I was going to say something about how it was 20 years ago that I first started to learn to play drums (with a hiatus for about four or five years in the late 80s). That may or may not be important. What I would like to say is that, now, 20 years after I was beginning to learn my first rock beats, it comes full circle. I played drums on Come and Get It for a Badfinger tribute CD arising out of an online Roland VS recorder group I used to haunt. My buddy and mentor figure Doug Robinson had me over to do studio work several times in the summer before and after I quit music in July. One day, he suggested we play some Badfinger tune, and that I play guitar on it. Well, two things happened: First I felt way inadequate to play guitar, then we found the song actually didn’t have guitar on it at all! So I went to the old standby, suggesting I play drums on it. We cut it in about three rehearsals with Doug on piano and me on his funky and vibey old sounding jazz kit that just got the Ringo feel happening in me. We recorded drums and piano in one room and in one take, with some seemingly random fixes punched in to put some more specific drum fills in (clearly audible if you listen for it, but mostly masked even to me who thought we should do it all over, but Doug persisted in leaving it sort of a hasty job with such human flaws so readily apparent). Then we did the percussion in one pass and he did bass. He sent that recording to a buddy who did the huge multitracked vocals. Doug got the tracks back to his place and mixed them (with a little contribution from me in the form of the warbly effect on his grand piano to simulate the Lennonesque detuned honky tonk piano tone on the original. Paul Horn, drummer in the TAPKAE band for about eight months, gave me props for hitting the feel right on. It's funny, after all the prog rock I have been so keen on, the stuff I still do best is the simple stuff, sort of like the stuff I learned at the very beginning. I don’t have to read it off a page anymore though.

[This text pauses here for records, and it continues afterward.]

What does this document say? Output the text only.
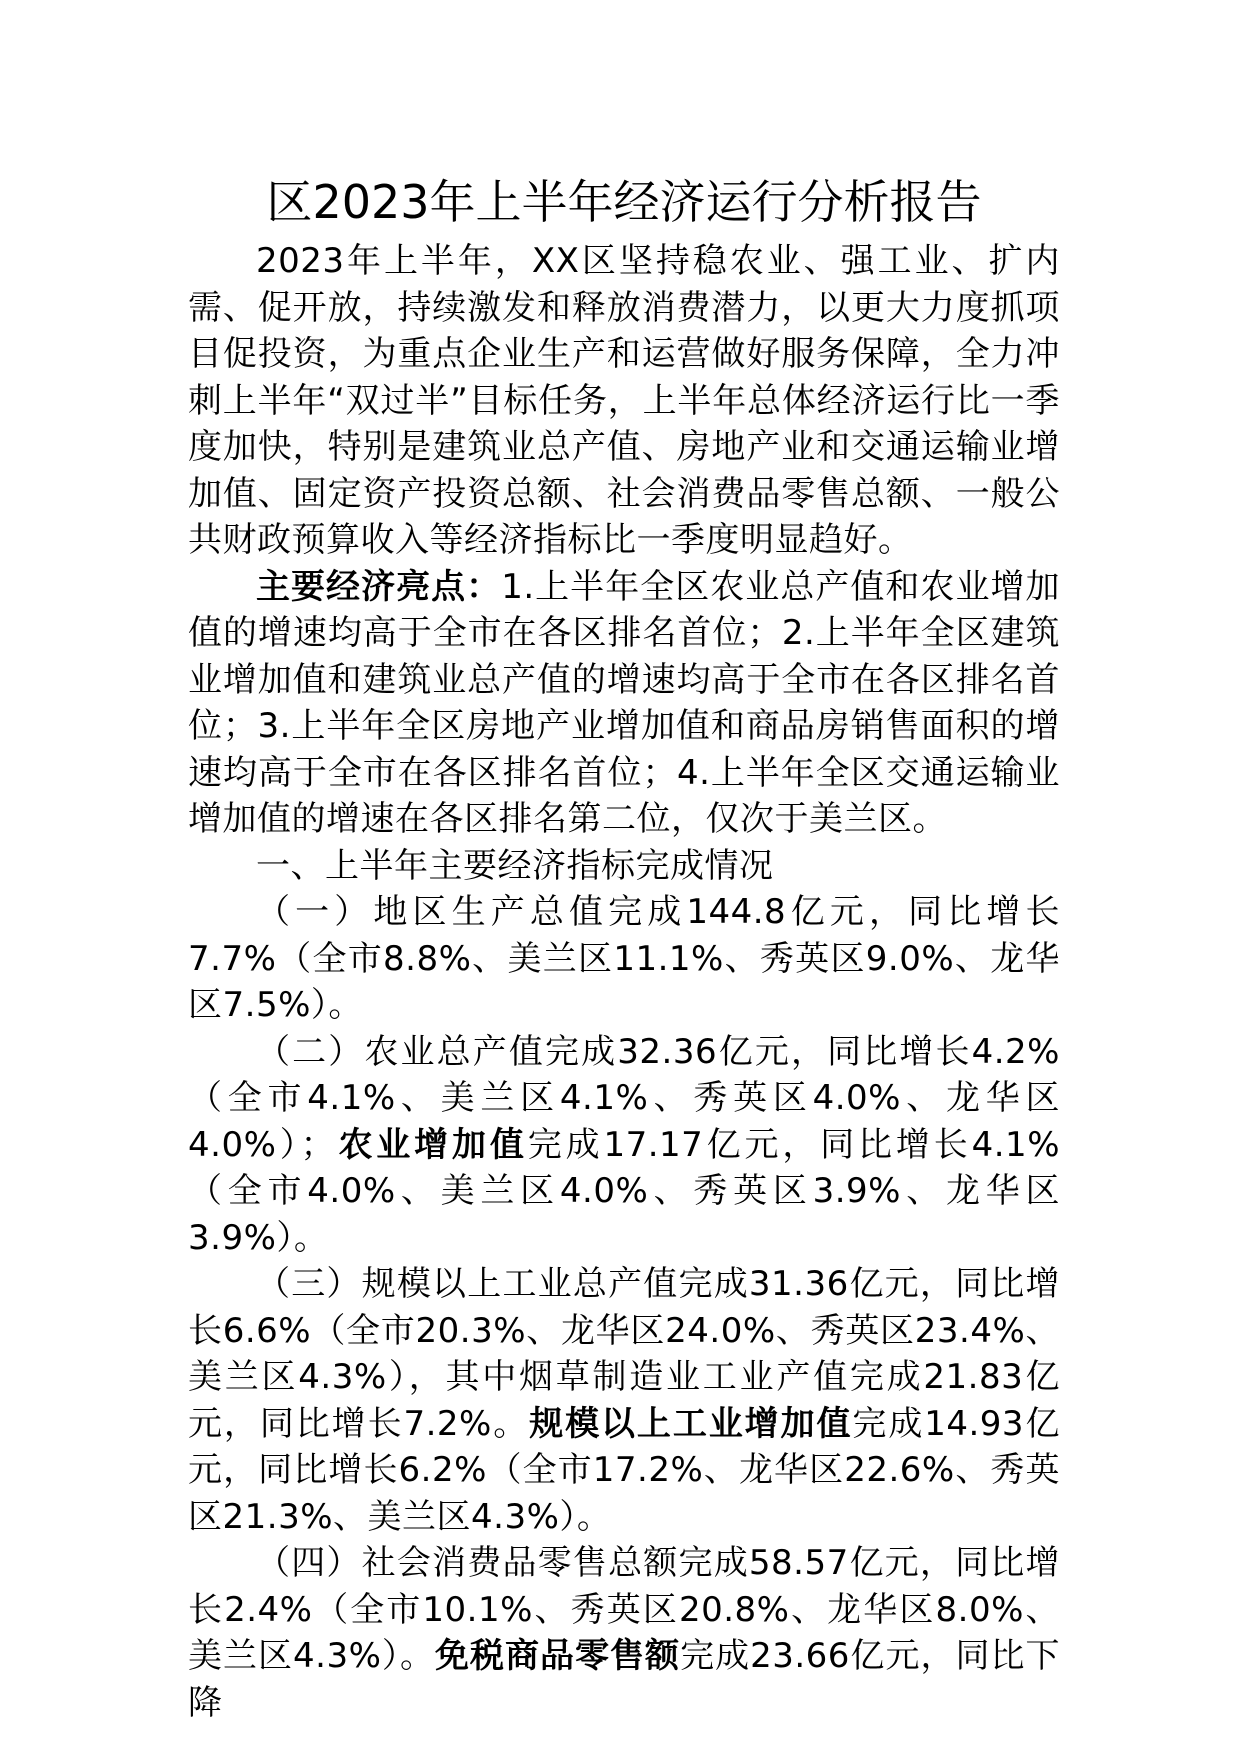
区2023年上半年经济运行分析报告

2023年上半年，XX区坚持稳农业、强工业、扩内需、促开放，持续激发和释放消费潜力，以更大力度抓项目促投资，为重点企业生产和运营做好服务保障，全力冲刺上半年“双过半”目标任务，上半年总体经济运行比一季度加快，特别是建筑业总产值、房地产业和交通运输业增加值、固定资产投资总额、社会消费品零售总额、一般公共财政预算收入等经济指标比一季度明显趋好。

主要经济亮点：1.上半年全区农业总产值和农业增加值的增速均高于全市在各区排名首位；2.上半年全区建筑业增加值和建筑业总产值的增速均高于全市在各区排名首位；3.上半年全区房地产业增加值和商品房销售面积的增速均高于全市在各区排名首位；4.上半年全区交通运输业增加值的增速在各区排名第二位，仅次于美兰区。

一、上半年主要经济指标完成情况

（一）地区生产总值完成144.8亿元，同比增长7.7%（全市8.8%、美兰区11.1%、秀英区9.0%、龙华区7.5%）。

（二）农业总产值完成32.36亿元，同比增长4.2%（全市4.1%、美兰区4.1%、秀英区4.0%、龙华区4.0%）；农业增加值完成17.17亿元，同比增长4.1%（全市4.0%、美兰区4.0%、秀英区3.9%、龙华区3.9%）。

（三）规模以上工业总产值完成31.36亿元，同比增长6.6%（全市20.3%、龙华区24.0%、秀英区23.4%、美兰区4.3%），其中烟草制造业工业产值完成21.83亿元，同比增长7.2%。规模以上工业增加值完成14.93亿元，同比增长6.2%（全市17.2%、龙华区22.6%、秀英区21.3%、美兰区4.3%）。

（四）社会消费品零售总额完成58.57亿元，同比增长2.4%（全市10.1%、秀英区20.8%、龙华区8.0%、美兰区4.3%）。免税商品零售额完成23.66亿元，同比下降
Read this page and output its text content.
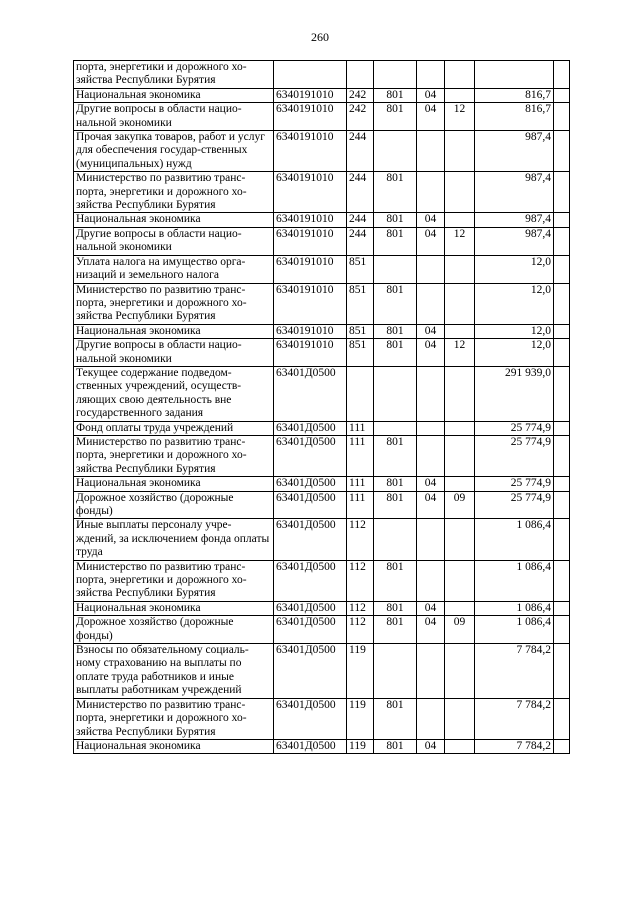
260
порта, энергетики и дорожного хо-зяйства Республики Бурятия							
Национальная экономика	6340191010	242	801	04		816,7	
Другие вопросы в области нацио-нальной экономики	6340191010	242	801	04	12	816,7	
Прочая закупка товаров, работ и услуг для обеспечения государ-ственных (муниципальных) нужд	6340191010	244				987,4	
Министерство по развитию транс-порта, энергетики и дорожного хо-зяйства Республики Бурятия	6340191010	244	801			987,4	
Национальная экономика	6340191010	244	801	04		987,4	
Другие вопросы в области нацио-нальной экономики	6340191010	244	801	04	12	987,4	
Уплата налога на имущество орга-низаций и земельного налога	6340191010	851				12,0	
Министерство по развитию транс-порта, энергетики и дорожного хо-зяйства Республики Бурятия	6340191010	851	801			12,0	
Национальная экономика	6340191010	851	801	04		12,0	
Другие вопросы в области нацио-нальной экономики	6340191010	851	801	04	12	12,0	
Текущее содержание подведом-ственных учреждений, осуществ-ляющих свою деятельность вне государственного задания	63401Д0500					291 939,0	
Фонд оплаты труда учреждений	63401Д0500	111				25 774,9	
Министерство по развитию транс-порта, энергетики и дорожного хо-зяйства Республики Бурятия	63401Д0500	111	801			25 774,9	
Национальная экономика	63401Д0500	111	801	04		25 774,9	
Дорожное хозяйство (дорожные фонды)	63401Д0500	111	801	04	09	25 774,9	
Иные выплаты персоналу учре-ждений, за исключением фонда оплаты труда	63401Д0500	112				1 086,4	
Министерство по развитию транс-порта, энергетики и дорожного хо-зяйства Республики Бурятия	63401Д0500	112	801			1 086,4	
Национальная экономика	63401Д0500	112	801	04		1 086,4	
Дорожное хозяйство (дорожные фонды)	63401Д0500	112	801	04	09	1 086,4	
Взносы по обязательному социаль-ному страхованию на выплаты по оплате труда работников и иные выплаты работникам учреждений	63401Д0500	119				7 784,2	
Министерство по развитию транс-порта, энергетики и дорожного хо-зяйства Республики Бурятия	63401Д0500	119	801			7 784,2	
Национальная экономика	63401Д0500	119	801	04		7 784,2	
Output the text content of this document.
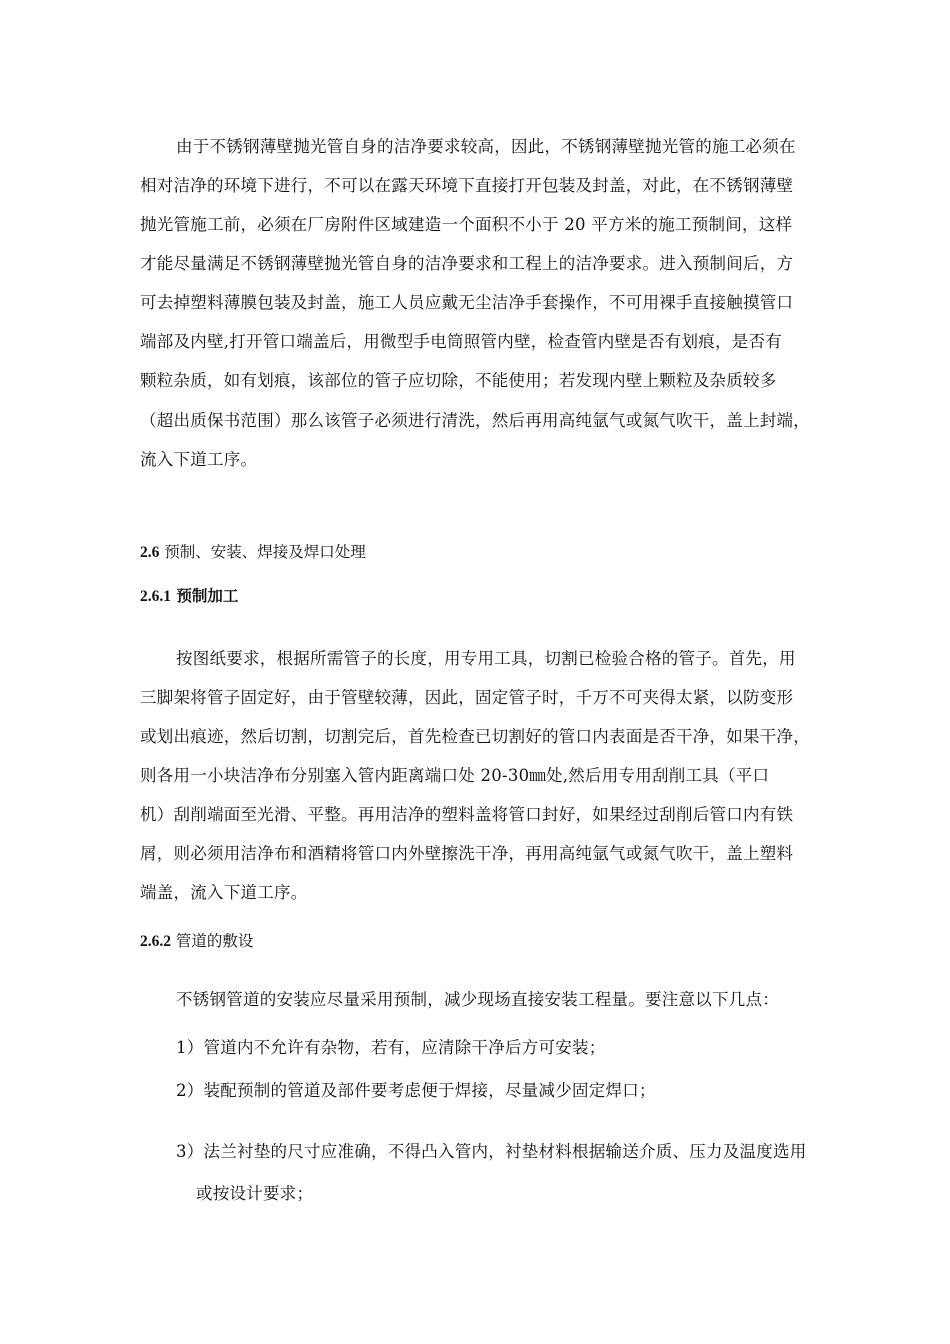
由于不锈钢薄壁抛光管自身的洁净要求较高，因此，不锈钢薄壁抛光管的施工必须在
相对洁净的环境下进行，不可以在露天环境下直接打开包装及封盖，对此，在不锈钢薄壁
抛光管施工前，必须在厂房附件区域建造一个面积不小于 20 平方米的施工预制间，这样
才能尽量满足不锈钢薄壁抛光管自身的洁净要求和工程上的洁净要求。进入预制间后，方
可去掉塑料薄膜包装及封盖，施工人员应戴无尘洁净手套操作，不可用裸手直接触摸管口
端部及内壁,打开管口端盖后，用微型手电筒照管内壁，检查管内壁是否有划痕，是否有
颗粒杂质，如有划痕，该部位的管子应切除，不能使用；若发现内壁上颗粒及杂质较多
（超出质保书范围）那么该管子必须进行清洗，然后再用高纯氩气或氮气吹干，盖上封端，
流入下道工序。
2.6 预制、安装、焊接及焊口处理
2.6.1 预制加工
按图纸要求，根据所需管子的长度，用专用工具，切割已检验合格的管子。首先，用
三脚架将管子固定好，由于管壁较薄，因此，固定管子时，千万不可夹得太紧，以防变形
或划出痕迹，然后切割，切割完后，首先检查已切割好的管口内表面是否干净，如果干净，
则各用一小块洁净布分别塞入管内距离端口处 20-30㎜处,然后用专用刮削工具（平口
机）刮削端面至光滑、平整。再用洁净的塑料盖将管口封好，如果经过刮削后管口内有铁
屑，则必须用洁净布和酒精将管口内外壁擦洗干净，再用高纯氩气或氮气吹干，盖上塑料
端盖，流入下道工序。
2.6.2 管道的敷设
不锈钢管道的安装应尽量采用预制，减少现场直接安装工程量。要注意以下几点：
1）管道内不允许有杂物，若有，应清除干净后方可安装；
2）装配预制的管道及部件要考虑便于焊接，尽量减少固定焊口；
3）法兰衬垫的尺寸应准确，不得凸入管内，衬垫材料根据输送介质、压力及温度选用
或按设计要求；
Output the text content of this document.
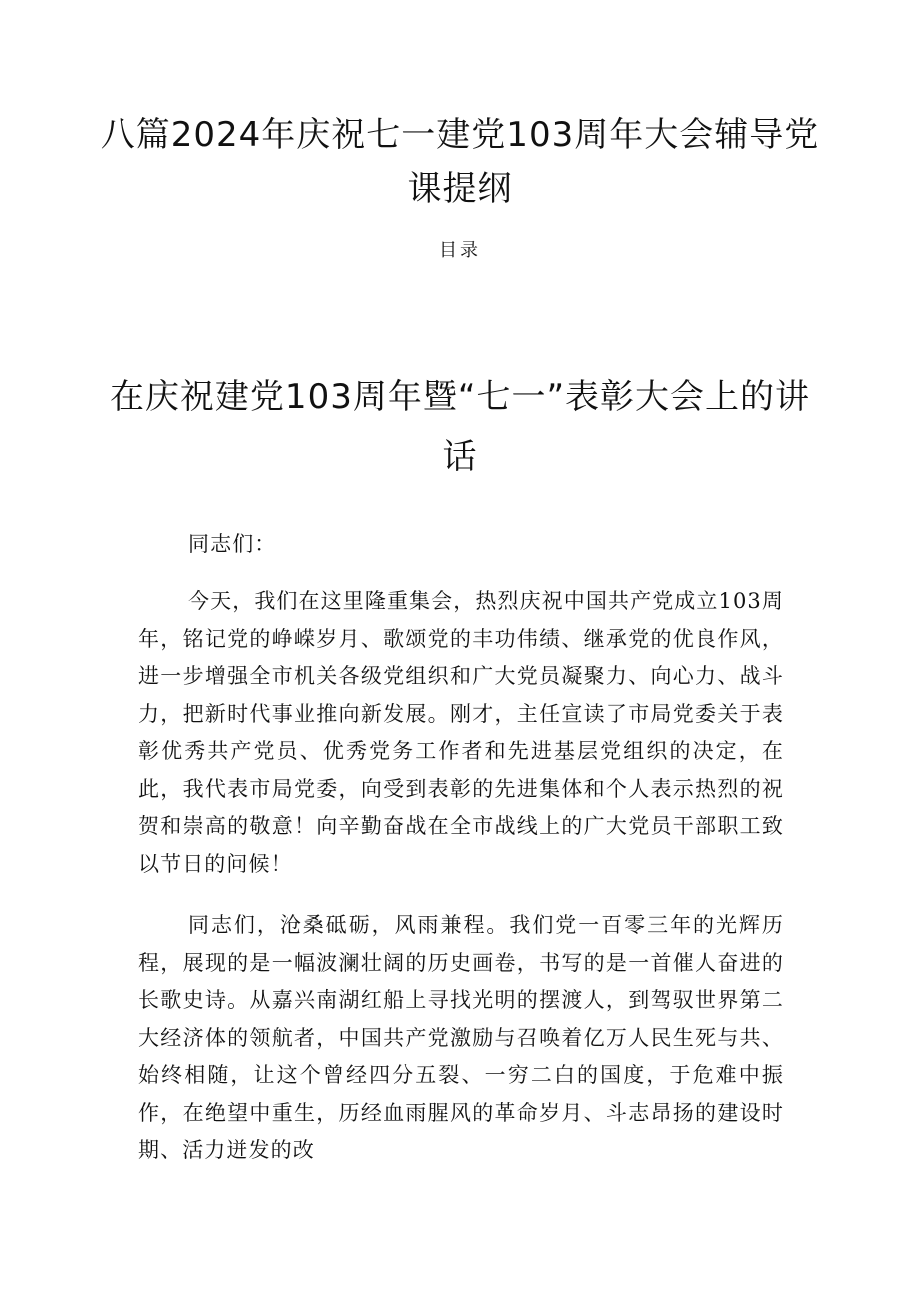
八篇2024年庆祝七一建党103周年大会辅导党课提纲

目录

在庆祝建党103周年暨“七一”表彰大会上的讲话

同志们：

今天，我们在这里隆重集会，热烈庆祝中国共产党成立103周年，铭记党的峥嵘岁月、歌颂党的丰功伟绩、继承党的优良作风，进一步增强全市机关各级党组织和广大党员凝聚力、向心力、战斗力，把新时代事业推向新发展。刚才，主任宣读了市局党委关于表彰优秀共产党员、优秀党务工作者和先进基层党组织的决定，在此，我代表市局党委，向受到表彰的先进集体和个人表示热烈的祝贺和崇高的敬意！向辛勤奋战在全市战线上的广大党员干部职工致以节日的问候！

同志们，沧桑砥砺，风雨兼程。我们党一百零三年的光辉历程，展现的是一幅波澜壮阔的历史画卷，书写的是一首催人奋进的长歌史诗。从嘉兴南湖红船上寻找光明的摆渡人，到驾驭世界第二大经济体的领航者，中国共产党激励与召唤着亿万人民生死与共、始终相随，让这个曾经四分五裂、一穷二白的国度，于危难中振作，在绝望中重生，历经血雨腥风的革命岁月、斗志昂扬的建设时期、活力迸发的改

Man, I just want to say how much I love Jethro Tull. I got the Heavy Horses remaster and it just shimmers like a jewel. It took me a long time to really like that album but more and more I find it one of the finest Tull releases ever. I like most all of the ‘77-’87 period best, ironically some of that is least liked by hardcore fans, but I say, hey! Tull is just the beacon for me in music. They are so unlike any other band, as far as I care. Sometimes I feel a little guilty for fallng back on Tull so much, but what can I say? They just come up with the goods for me. Ian Anderson finally made the really cool acoustic solo album he was always expected to make. Rupi’s Dance is really nice music overall. So far there is no tune that turned me off musically. The only bummer is that he can’t sing like he used to up till 1984. He can’t just go for it nearly as much as he used to. His instrumentals are as good as anything he ever did though. Ian is, to me, brilliant. This CD has him doing a lot of instrumental parts from the expected guitar and flute to accordion, bass, piccolo, mandolin and percussion. He has long been an inspiration for me.